Há um sábio dentro de cada um de nós, nas mais diferentes áreas, que está sempre pronto para nos ensinar, não importa onde nem quando, se com ações ou palavras, se bem vestido e culto ou em farrapos e usando os tempos verbais errado. Dentro de cada um há um sábio, um rei, um artista, um evangelizador, um professor, e, r esumo, um ser humano com todas as suas qualidades e que não podemos desprezar ou marginalizar pelo fato de não ser parecido conosco, de não ser do "nosso nivel", de não falar corretamemnte ou por ser simples e desajeitado. Nunca se deve perder a chance que o destino coloca diante de nós em cada um destes encontros -às vezes desconcertantes, às vezes surpreendentes, às vezes milagrosos- pois nada sabemos sobre o caminho que cada um percorreu até este encontro, sobre as suas opções, seus dilemas e reflexões, sobre as suas descobertas e conclusões, e tudo isto pode ser uma lição capaz de clarear nossos próprios caminhos. Assim como os outros nada sabem sobre nós e por isso mesmo não queremos que nos julguem só pelas aparências, assim nós tampouco podemos julgar ou descartar quem não conhecemos.

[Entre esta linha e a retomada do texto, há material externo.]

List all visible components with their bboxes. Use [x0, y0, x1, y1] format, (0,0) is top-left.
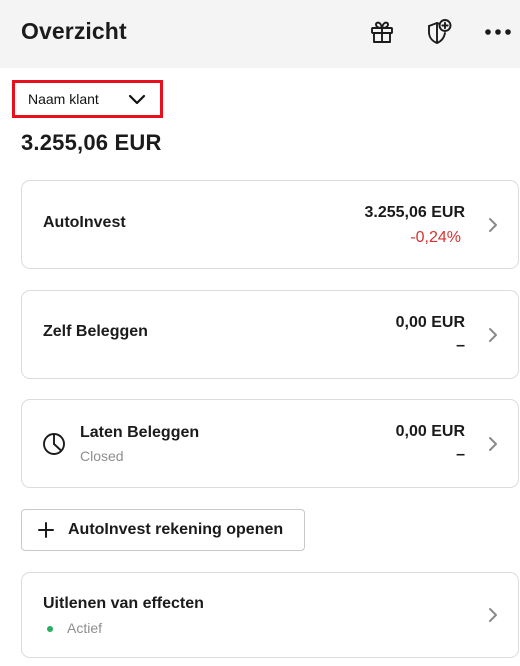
card-status: Actief	[67, 620, 103, 636]
status-dot	[47, 626, 53, 632]
card-title: Uitlenen van effecten	[43, 595, 204, 612]
card-amount: 3.255,06 EUR	[364, 204, 465, 221]
card-change: –	[456, 446, 465, 463]
chevron-down-icon	[127, 93, 147, 111]
card-title: Laten Beleggen	[80, 424, 200, 441]
clock-icon	[42, 432, 66, 461]
card-title: Zelf Beleggen	[43, 323, 148, 340]
gift-icon[interactable]	[367, 17, 397, 47]
card-uitlenen-van-effecten[interactable]: Uitlenen van effecten Actief	[21, 572, 519, 658]
account-selector-label: Naam klant	[28, 91, 99, 107]
card-title: AutoInvest	[43, 214, 126, 231]
more-icon[interactable]	[483, 17, 513, 47]
card-status: Closed	[80, 448, 124, 464]
open-account-label: AutoInvest rekening openen	[68, 521, 284, 538]
account-selector[interactable]: Naam klant	[12, 80, 163, 118]
overview-content: Naam klant 3.255,06 EUR AutoInvest 3.255…	[0, 68, 520, 666]
plus-icon	[38, 522, 54, 543]
card-amount: 0,00 EUR	[395, 423, 465, 440]
chevron-right-icon	[488, 436, 498, 457]
page-title: Overzicht	[21, 18, 127, 44]
card-amount: 0,00 EUR	[395, 314, 465, 331]
open-autoinvest-account-button[interactable]: AutoInvest rekening openen	[21, 509, 305, 551]
shield-plus-icon[interactable]	[423, 17, 453, 47]
top-header: Overzicht	[0, 0, 520, 68]
chevron-right-icon	[488, 327, 498, 348]
total-value: 3.255,06 EUR	[21, 130, 162, 155]
card-laten-beleggen[interactable]: Laten Beleggen Closed 0,00 EUR –	[21, 399, 519, 488]
card-change: -0,24%	[410, 229, 461, 246]
chevron-right-icon	[488, 217, 498, 238]
chevron-right-icon	[488, 607, 498, 628]
card-change: –	[456, 337, 465, 354]
card-zelf-beleggen[interactable]: Zelf Beleggen 0,00 EUR –	[21, 290, 519, 379]
card-autoinvest[interactable]: AutoInvest 3.255,06 EUR -0,24%	[21, 180, 519, 269]
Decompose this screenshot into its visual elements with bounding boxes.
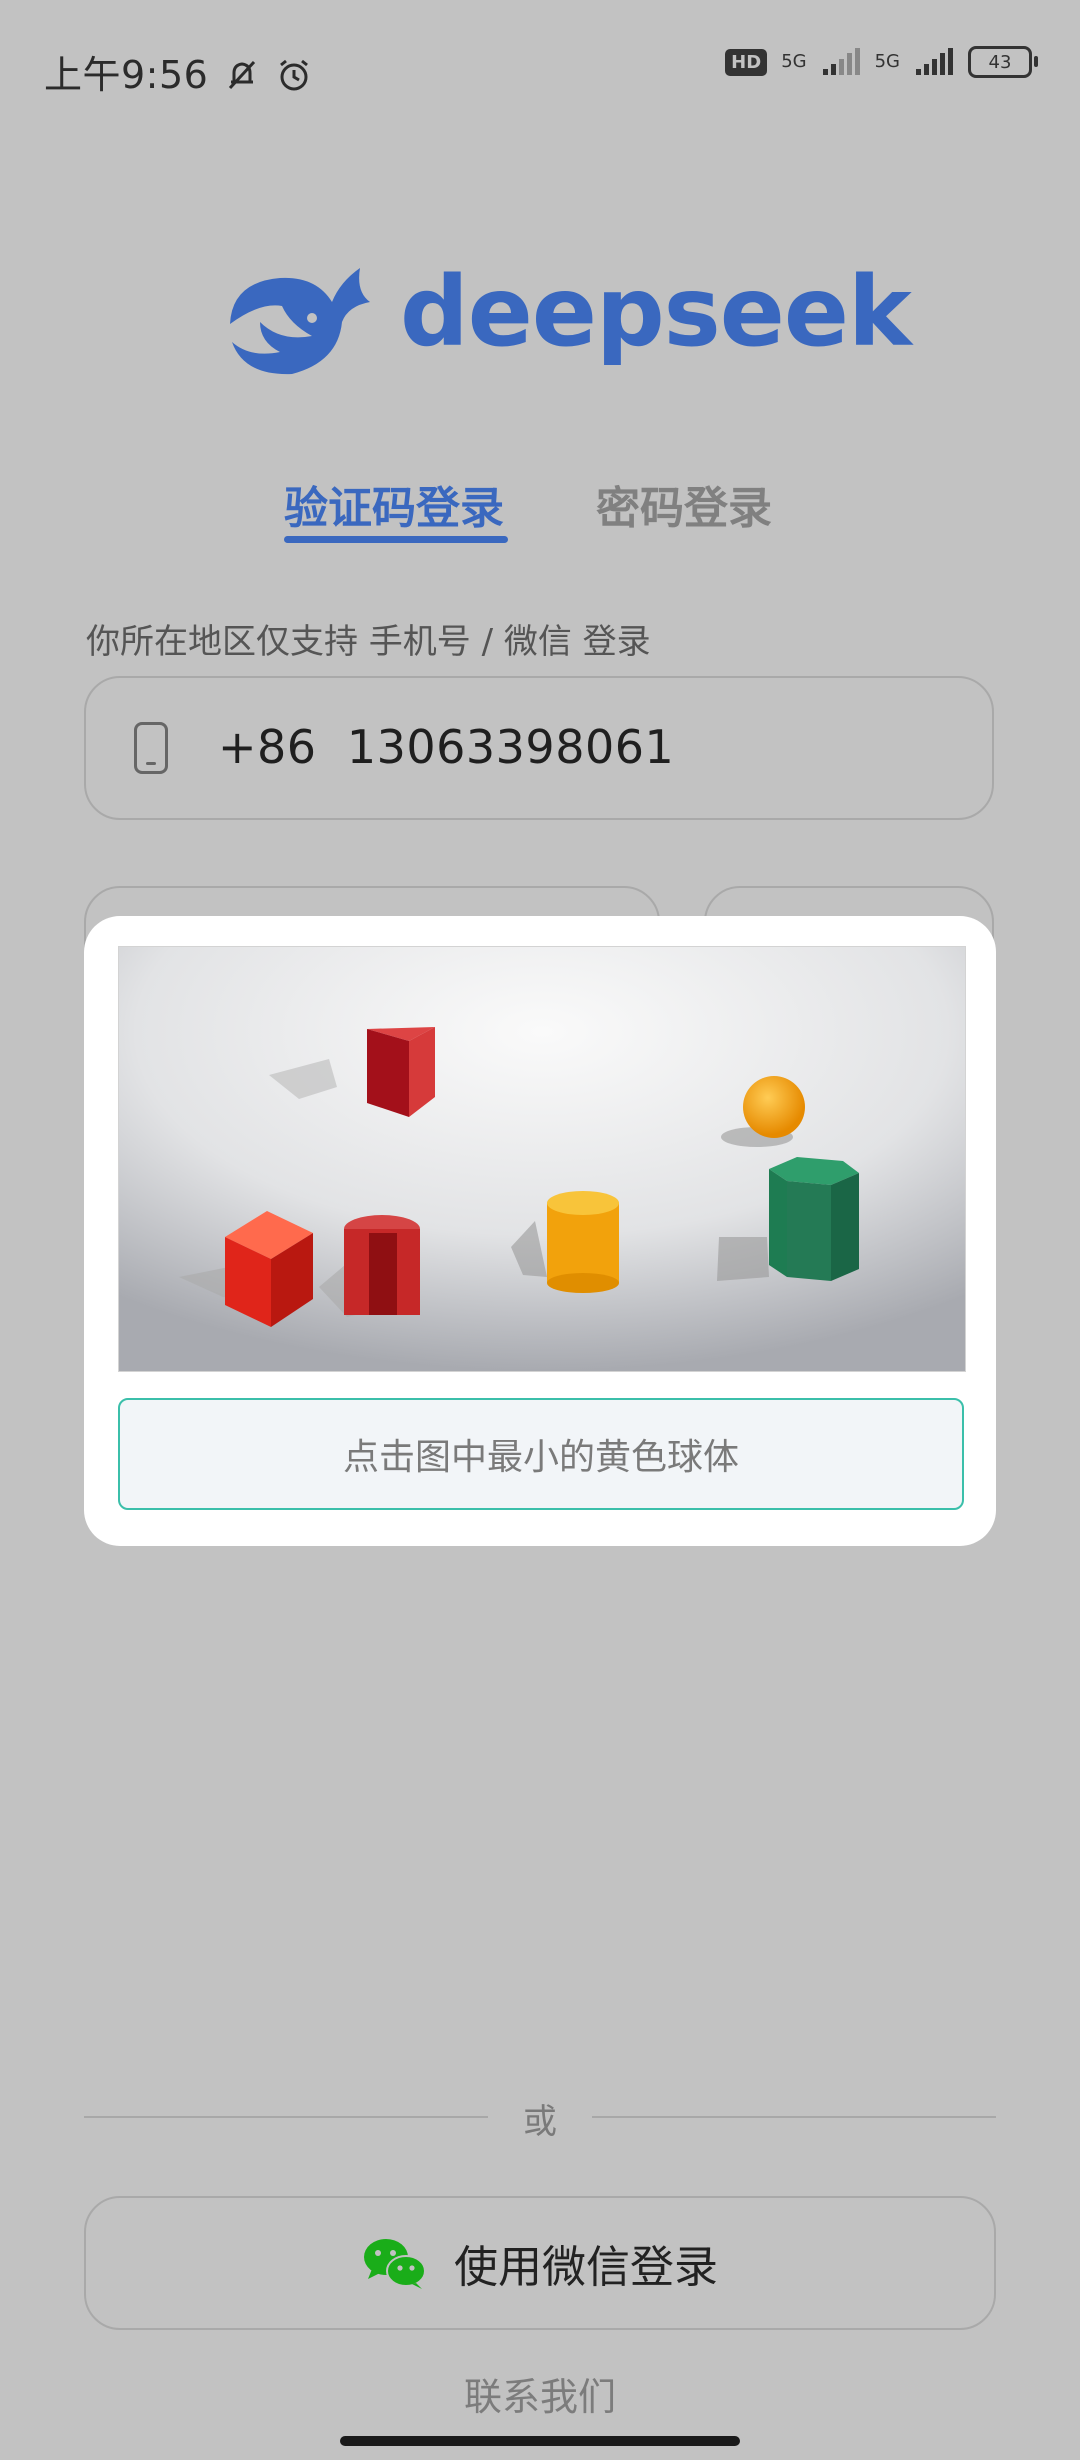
status-time: 上午9:56 (44, 44, 312, 99)
brand-name: deepseek (400, 256, 912, 368)
tab-sms-login[interactable]: 验证码登录 (284, 472, 504, 536)
signal-icon (822, 48, 860, 75)
phone-icon (134, 722, 168, 774)
status-right: HD 5G 5G 43 (725, 46, 1038, 78)
wechat-icon (364, 2239, 426, 2289)
captcha-hint: 点击图中最小的黄色球体 (118, 1398, 964, 1510)
region-note: 你所在地区仅支持 手机号 / 微信 登录 (86, 622, 651, 662)
phone-number: 13063398061 (346, 720, 675, 774)
signal-icon (916, 48, 953, 75)
captcha-image[interactable] (118, 946, 966, 1372)
contact-us-link[interactable]: 联系我们 (0, 2366, 1080, 2421)
battery-icon: 43 (968, 46, 1038, 78)
country-code[interactable]: +86 (218, 720, 317, 774)
alarm-icon (279, 59, 308, 91)
brand-logo: deepseek (220, 256, 912, 382)
home-indicator[interactable] (340, 2436, 740, 2446)
phone-value: +86 13063398061 (218, 720, 674, 774)
whale-icon (230, 268, 370, 375)
tab-password-login[interactable]: 密码登录 (596, 472, 772, 536)
wechat-login-button[interactable]: 使用微信登录 (84, 2196, 996, 2330)
mute-bell-icon (228, 60, 256, 90)
or-label: 或 (523, 2102, 557, 2142)
network-label-2: 5G (874, 51, 900, 72)
hd-badge: HD (725, 48, 768, 76)
wechat-login-label: 使用微信登录 (454, 2242, 718, 2293)
tab-active-indicator (284, 536, 508, 543)
network-label-1: 5G (781, 51, 807, 72)
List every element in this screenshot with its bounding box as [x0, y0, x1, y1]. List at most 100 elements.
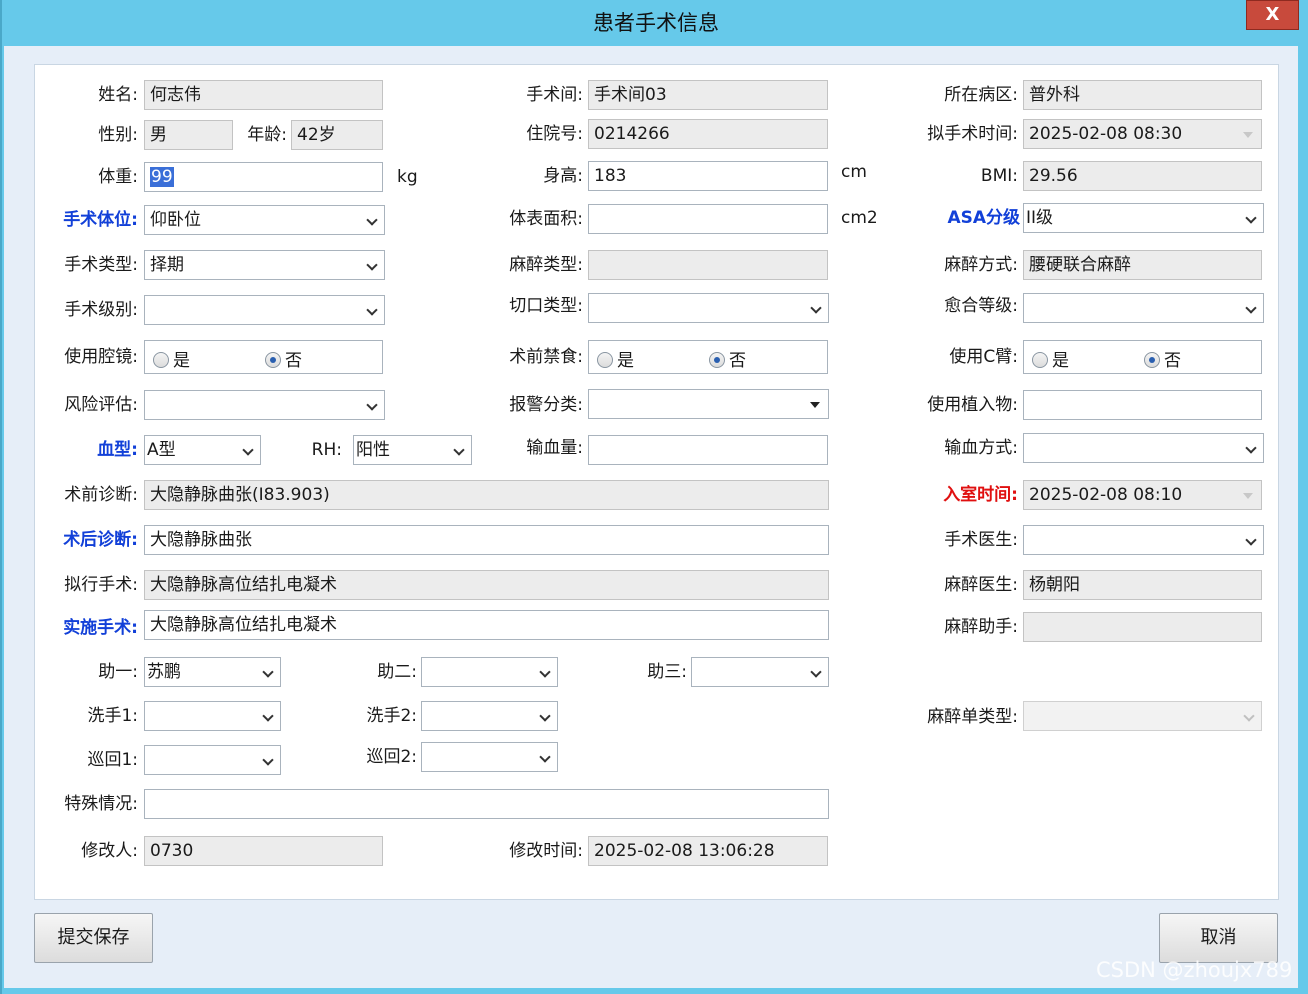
chevron-down-icon: [453, 444, 465, 456]
circulating1-select[interactable]: [144, 745, 281, 775]
assist3-select[interactable]: [691, 657, 829, 687]
anesthetist-label: 麻醉医生:: [944, 575, 1018, 595]
blood-type-label: 血型:: [97, 440, 138, 460]
chevron-down-icon: [262, 754, 274, 766]
special-label: 特殊情况:: [64, 794, 138, 814]
or-room-field: 手术间03: [588, 80, 828, 110]
chevron-down-icon: [539, 710, 551, 722]
watermark: CSDN @zhoujx789: [1096, 958, 1293, 982]
incision-type-select[interactable]: [588, 293, 829, 323]
anesthesia-form-type-select[interactable]: [1023, 701, 1262, 731]
endoscope-yes-radio[interactable]: 是: [153, 347, 190, 373]
c-arm-label: 使用C臂:: [949, 347, 1018, 367]
surgery-type-value: 择期: [150, 255, 184, 275]
post-diagnosis-input[interactable]: 大隐静脉曲张: [144, 525, 829, 555]
weight-input[interactable]: 99: [144, 162, 383, 192]
surgery-type-select[interactable]: 择期: [144, 250, 385, 280]
surgery-position-select[interactable]: 仰卧位: [144, 205, 385, 235]
chevron-down-icon: [366, 304, 378, 316]
surgery-level-label: 手术级别:: [64, 300, 138, 320]
rh-value: 阳性: [356, 440, 390, 460]
chevron-down-icon: [1245, 534, 1257, 546]
actual-operation-label: 实施手术:: [63, 618, 138, 638]
height-input[interactable]: 183: [588, 161, 828, 191]
risk-select[interactable]: [144, 390, 385, 420]
asa-grade-value: II级: [1026, 208, 1054, 228]
modify-time-field: 2025-02-08 13:06:28: [588, 836, 828, 866]
circulating2-select[interactable]: [421, 742, 558, 772]
entry-time-label: 入室时间:: [943, 485, 1018, 505]
scrub1-select[interactable]: [144, 701, 281, 731]
transfusion-volume-label: 输血量:: [526, 438, 583, 458]
surgery-type-label: 手术类型:: [64, 255, 138, 275]
anesthesia-type-label: 麻醉类型:: [509, 255, 583, 275]
chevron-down-icon: [810, 302, 822, 314]
healing-grade-label: 愈合等级:: [944, 296, 1018, 316]
fasting-no-radio[interactable]: 否: [709, 347, 746, 373]
bsa-label: 体表面积:: [509, 209, 583, 229]
c-arm-no-radio[interactable]: 否: [1144, 347, 1181, 373]
weight-label: 体重:: [98, 167, 138, 187]
implant-input[interactable]: [1023, 390, 1262, 420]
radio-icon: [153, 352, 169, 368]
surgery-position-value: 仰卧位: [150, 210, 201, 230]
cancel-button[interactable]: 取消: [1159, 913, 1278, 963]
circulating2-label: 巡回2:: [366, 747, 417, 767]
rh-label: RH:: [311, 440, 342, 460]
chevron-down-icon: [1245, 212, 1257, 224]
entry-time-picker[interactable]: 2025-02-08 08:10: [1023, 480, 1262, 510]
anesthesia-method-label: 麻醉方式:: [944, 255, 1018, 275]
special-input[interactable]: [144, 789, 829, 819]
planned-time-picker[interactable]: 2025-02-08 08:30: [1023, 119, 1262, 149]
bsa-input[interactable]: [588, 204, 828, 234]
assist1-select[interactable]: 苏鹏: [144, 657, 281, 687]
blood-type-select[interactable]: A型: [144, 435, 261, 465]
c-arm-yes-radio[interactable]: 是: [1032, 347, 1069, 373]
age-label: 年龄:: [247, 125, 287, 145]
chevron-down-icon: [1245, 302, 1257, 314]
radio-icon: [597, 352, 613, 368]
modifier-label: 修改人:: [81, 841, 138, 861]
anesthesia-assistant-label: 麻醉助手:: [944, 617, 1018, 637]
circulating1-label: 巡回1:: [87, 750, 138, 770]
endoscope-no-radio[interactable]: 否: [265, 347, 302, 373]
fasting-yes-radio[interactable]: 是: [597, 347, 634, 373]
blood-type-value: A型: [147, 440, 176, 460]
submit-save-button[interactable]: 提交保存: [34, 913, 153, 963]
actual-operation-input[interactable]: 大隐静脉高位结扎电凝术: [144, 610, 829, 640]
endoscope-radio-group: 是 否: [144, 340, 383, 374]
rh-select[interactable]: 阳性: [353, 435, 472, 465]
close-button[interactable]: X: [1246, 0, 1299, 30]
entry-time-value: 2025-02-08 08:10: [1029, 485, 1183, 505]
healing-grade-select[interactable]: [1023, 293, 1264, 323]
form-panel: 姓名: 何志伟 性别: 男 年龄: 42岁 体重: 99 kg 手术体位: 仰卧…: [34, 64, 1279, 900]
assist3-label: 助三:: [647, 662, 687, 682]
c-arm-radio-group: 是 否: [1023, 340, 1262, 374]
assist2-select[interactable]: [421, 657, 558, 687]
bsa-unit: cm2: [841, 208, 878, 228]
surgeon-select[interactable]: [1023, 525, 1264, 555]
risk-label: 风险评估:: [64, 395, 138, 415]
anesthetist-field: 杨朝阳: [1023, 570, 1262, 600]
alarm-category-label: 报警分类:: [509, 395, 583, 415]
dropdown-arrow-icon: [1243, 132, 1253, 138]
anesthesia-form-type-label: 麻醉单类型:: [927, 707, 1018, 727]
surgery-level-select[interactable]: [144, 295, 385, 325]
dropdown-arrow-icon: [810, 402, 820, 408]
bmi-field: 29.56: [1023, 161, 1262, 191]
assist1-label: 助一:: [98, 662, 138, 682]
asa-grade-select[interactable]: II级: [1023, 203, 1264, 233]
planned-time-label: 拟手术时间:: [927, 124, 1018, 144]
alarm-category-select[interactable]: [588, 389, 829, 419]
gender-field: 男: [144, 120, 233, 150]
radio-checked-icon: [1144, 352, 1160, 368]
transfusion-volume-input[interactable]: [588, 435, 828, 465]
post-diagnosis-label: 术后诊断:: [63, 530, 138, 550]
height-unit: cm: [841, 162, 867, 182]
modifier-field: 0730: [144, 836, 383, 866]
scrub2-select[interactable]: [421, 701, 558, 731]
gender-label: 性别:: [98, 125, 138, 145]
transfusion-method-select[interactable]: [1023, 433, 1264, 463]
modify-time-label: 修改时间:: [509, 841, 583, 861]
chevron-down-icon: [366, 399, 378, 411]
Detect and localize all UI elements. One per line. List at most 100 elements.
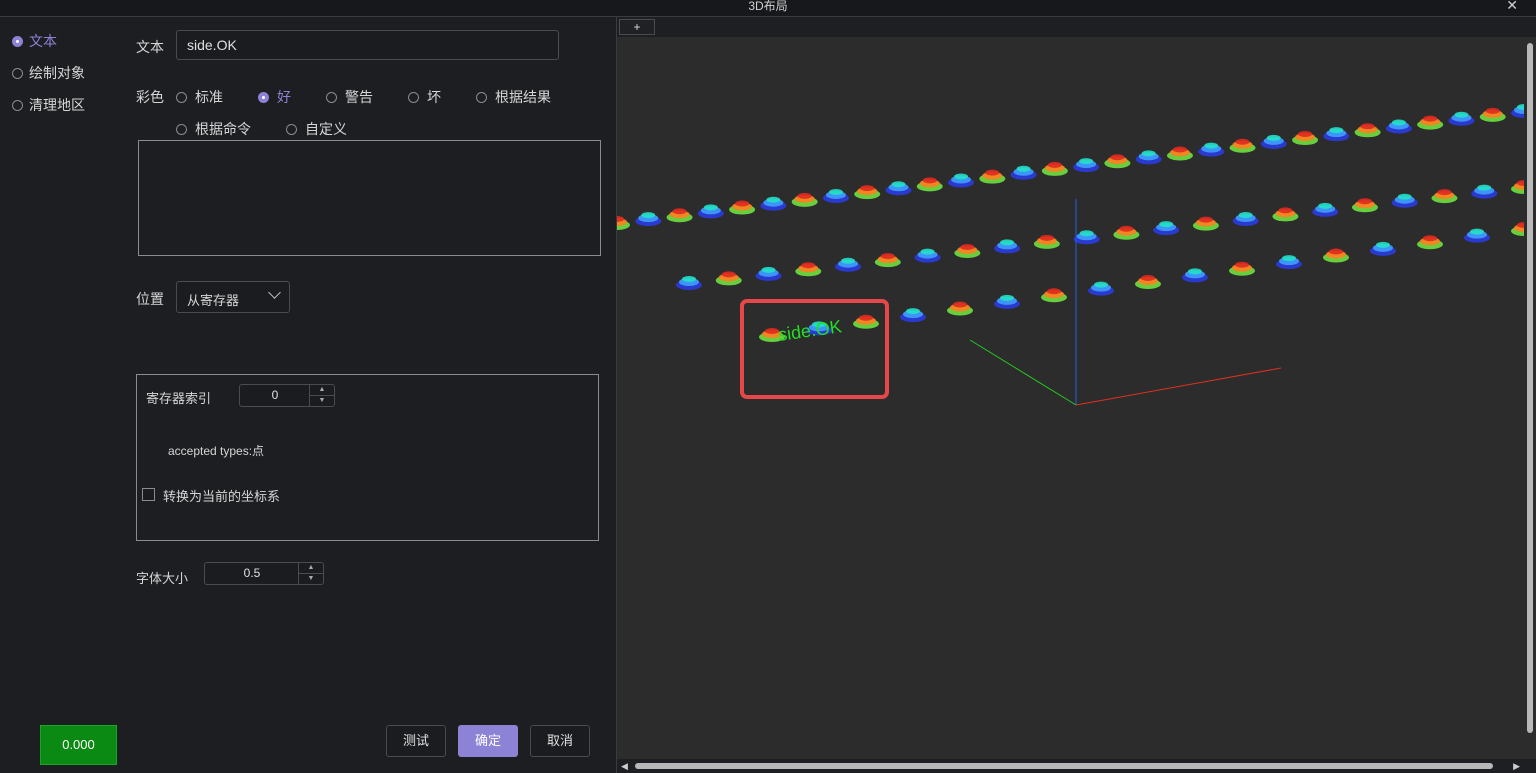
horizontal-scrollbar[interactable]: ◀ ▶	[617, 759, 1536, 773]
point-cluster	[1135, 150, 1162, 165]
point-cluster	[994, 239, 1021, 254]
point-cluster	[1260, 134, 1287, 149]
convert-coords-checkbox[interactable]	[142, 488, 155, 501]
x-axis-line	[1075, 367, 1282, 406]
point-cluster	[1113, 225, 1140, 240]
viewport-tab-bar: +	[617, 17, 1536, 37]
spin-down-icon[interactable]: ▼	[310, 396, 334, 406]
radio-icon	[408, 91, 419, 103]
spin-up-icon[interactable]: ▲	[310, 385, 334, 396]
register-index-label: 寄存器索引	[146, 391, 212, 406]
point-cluster	[1104, 154, 1131, 169]
scroll-right-icon[interactable]: ▶	[1513, 759, 1520, 773]
color-option-by-command[interactable]: 根据命令	[176, 119, 251, 139]
point-cluster	[1166, 146, 1193, 161]
scroll-left-icon[interactable]: ◀	[621, 759, 628, 773]
y-axis-line	[969, 339, 1077, 406]
point-cluster	[1471, 184, 1498, 199]
point-cluster	[1417, 115, 1444, 130]
vertical-scrollbar[interactable]	[1524, 37, 1536, 764]
point-cluster	[1464, 228, 1490, 243]
point-cluster	[979, 169, 1006, 184]
point-cluster	[1073, 158, 1100, 173]
3d-viewport[interactable]: + side.OK ◀ ▶	[617, 17, 1536, 773]
point-cluster	[1417, 235, 1443, 250]
point-cluster	[885, 181, 912, 196]
radio-icon	[286, 123, 297, 135]
point-cluster	[854, 185, 881, 200]
color-option-by-result[interactable]: 根据结果	[476, 87, 551, 107]
point-cluster	[1511, 180, 1524, 194]
point-cluster	[1135, 275, 1161, 289]
point-cluster	[900, 308, 926, 323]
spin-down-icon[interactable]: ▼	[299, 574, 323, 584]
point-cluster	[1192, 216, 1219, 231]
point-cluster	[954, 244, 981, 258]
color-option-standard[interactable]: 标准	[176, 87, 223, 107]
convert-coords-label: 转换为当前的坐标系	[163, 489, 281, 504]
point-cluster	[948, 173, 975, 188]
point-cluster	[994, 294, 1020, 309]
nav-item-draw-object[interactable]: 绘制对象	[12, 63, 85, 83]
close-icon[interactable]: ✕	[1506, 0, 1518, 14]
point-cluster	[916, 177, 943, 192]
custom-text-area[interactable]	[138, 140, 601, 256]
overlay-text: side.OK	[777, 316, 843, 345]
chevron-down-icon	[268, 286, 281, 299]
accepted-types-text: accepted types:点	[168, 444, 265, 458]
color-option-custom[interactable]: 自定义	[286, 119, 347, 139]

Um ser humano é um universo e não podemos rotulá-lo até conhecê-lo por inteiro, fato que é quase impossível, já que ele está sempre em transformação, o que faz com que, na verdade, ninguém possa ser rotulado. Hà que estar sempre aberto aos encontros, aos olhares, aos gestos, às palavras que vêm dos outros, sem nos deixar impressionar pela forma, pois esta é a melhor forma de aprender e crescer.
Julgar e condenar por antecipação é uma tremenda falta de caridade e não faz mais do que pôr em evidência a nossa enorme vaidade e presunção.

2 comentários:

D Z disse...

Olá Paz,

Mais uma crônica espetacular...

Que costume feio temos de julgar as pessoas apenas pela aparência, não é mesmo? Nem sequer damos a chance de que mostrem quem verdadeiramente são...

Uma ótima noite para vc...

Bjs!

Dany Ziroldo

Paz Aldunate - Palavras disse...

Minha cara Dany:
Gostaria mesmo de ter muitos leitores fiéis que nem você, que realmente se sentissem tocados de alguma forma pelos meus textos, já que essa é a idéia... Bom, e talvez tenha, só que eles não escrevem comentários, né?...
Um abraço e mais uma vez obrigado pela sua fidelidade.